A estreia Souls in motion pode até ter sido ofuscada pela turnê “de volta” do Oasis, que é uma das maiores matrizes do grupo. A era Definitely maybe (1994) deixou raízes em faixas como Heroes’ blood, que abre o disco com guitarras explosivas e vocais vindos “lá de cima”, que lembram até mais as contribuições de Noel Gallagher para a banda.

O Pastel, vale dizer, não chega a ser o Greta Van Fleet do Oasis, e também tem seus ataques de The Verve (no suíngue de Your day) e, em especial, Stone Roses (a onda quase soul de Dancing on a pin). Por sinal, a banda, que é do País de Gales, tem algo em comum com o Oasis, que é a adoração pelos Roses (o Pastel se formou após os primos Jack e James Yates, que originalmente são de Manchester, assistirem a um show deles).

Faixas como Isaiah, por sua vez, combinam clima largadão entre Oasis e The Verve, e viagem sonora na onda do Ride – além de um quê blues, bastante relacionado a Primal Scream. Uma boa curiosidade é Running on empty, que consegue casar blues-rock zeppeliano e climas análogos às guitarras de Noel Gallagher e aos beats da era Be here now (1997, terceiro disco do Oasis).

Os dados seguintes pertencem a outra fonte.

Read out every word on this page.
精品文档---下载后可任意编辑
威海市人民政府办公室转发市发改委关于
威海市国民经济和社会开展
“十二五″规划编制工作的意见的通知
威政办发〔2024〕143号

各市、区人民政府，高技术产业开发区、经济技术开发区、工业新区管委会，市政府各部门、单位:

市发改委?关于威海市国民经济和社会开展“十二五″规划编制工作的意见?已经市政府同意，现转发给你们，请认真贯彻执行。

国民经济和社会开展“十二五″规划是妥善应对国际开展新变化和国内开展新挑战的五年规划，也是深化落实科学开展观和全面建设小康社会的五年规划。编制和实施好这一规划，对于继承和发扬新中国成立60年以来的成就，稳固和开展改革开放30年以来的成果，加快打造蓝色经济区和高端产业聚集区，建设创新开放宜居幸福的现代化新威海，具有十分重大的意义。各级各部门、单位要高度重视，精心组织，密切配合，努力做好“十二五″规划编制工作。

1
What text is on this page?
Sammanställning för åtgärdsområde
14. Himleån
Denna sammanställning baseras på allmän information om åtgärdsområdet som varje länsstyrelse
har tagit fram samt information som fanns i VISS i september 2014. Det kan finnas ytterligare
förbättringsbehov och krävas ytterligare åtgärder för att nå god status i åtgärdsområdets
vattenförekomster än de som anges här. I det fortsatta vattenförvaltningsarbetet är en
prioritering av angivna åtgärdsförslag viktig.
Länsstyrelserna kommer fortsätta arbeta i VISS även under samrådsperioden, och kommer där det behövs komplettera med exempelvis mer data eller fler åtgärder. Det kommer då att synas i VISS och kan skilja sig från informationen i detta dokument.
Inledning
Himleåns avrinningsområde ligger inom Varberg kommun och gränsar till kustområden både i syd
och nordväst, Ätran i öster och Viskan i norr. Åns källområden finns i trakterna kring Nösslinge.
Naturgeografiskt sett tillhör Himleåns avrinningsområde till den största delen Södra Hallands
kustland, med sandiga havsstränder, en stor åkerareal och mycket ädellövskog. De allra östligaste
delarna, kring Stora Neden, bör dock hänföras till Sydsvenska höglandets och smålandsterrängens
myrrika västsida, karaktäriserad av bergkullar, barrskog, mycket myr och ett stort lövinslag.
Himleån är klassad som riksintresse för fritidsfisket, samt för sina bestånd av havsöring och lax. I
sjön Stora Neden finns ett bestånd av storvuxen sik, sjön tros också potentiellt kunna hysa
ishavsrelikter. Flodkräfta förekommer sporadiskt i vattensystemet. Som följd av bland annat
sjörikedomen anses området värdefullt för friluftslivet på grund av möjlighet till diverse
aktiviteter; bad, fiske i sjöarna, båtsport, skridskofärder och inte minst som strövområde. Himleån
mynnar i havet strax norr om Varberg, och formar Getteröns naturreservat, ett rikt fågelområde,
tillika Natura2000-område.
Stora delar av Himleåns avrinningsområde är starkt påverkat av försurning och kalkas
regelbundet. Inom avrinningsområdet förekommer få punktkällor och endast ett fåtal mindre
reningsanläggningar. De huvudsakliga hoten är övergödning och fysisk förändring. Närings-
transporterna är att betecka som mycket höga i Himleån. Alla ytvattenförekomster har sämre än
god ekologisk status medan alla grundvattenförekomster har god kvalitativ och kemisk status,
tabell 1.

Deeper than holy e Gone too fast ficam entre Oasis, The Verve e um clima meditativo e psicodélico. Leave a light on (Velvet storm), balada baseada num piano circular, troca o Verve pelo Ride. E aí vem a outra surpresa, que é Sunnyside, som dominado pelo sophisti-pop, com onda levemente soul e baixo circulando pela melodia.

Você pode considerar o Pastel revivalista demais, e eles realmente são. O lance é que tudo em Souls in motion soa como uma linguagem musical que fãs de britpop vão curtir partilhar. Liam Gallagher já reparou nisso, tanto que em 2022, uns bons quatro anos antes do disco de estreia, o Pastel já havia aberto o show dele no festival de Knebworth. Provavelmente outros “anos do Pastel” virão.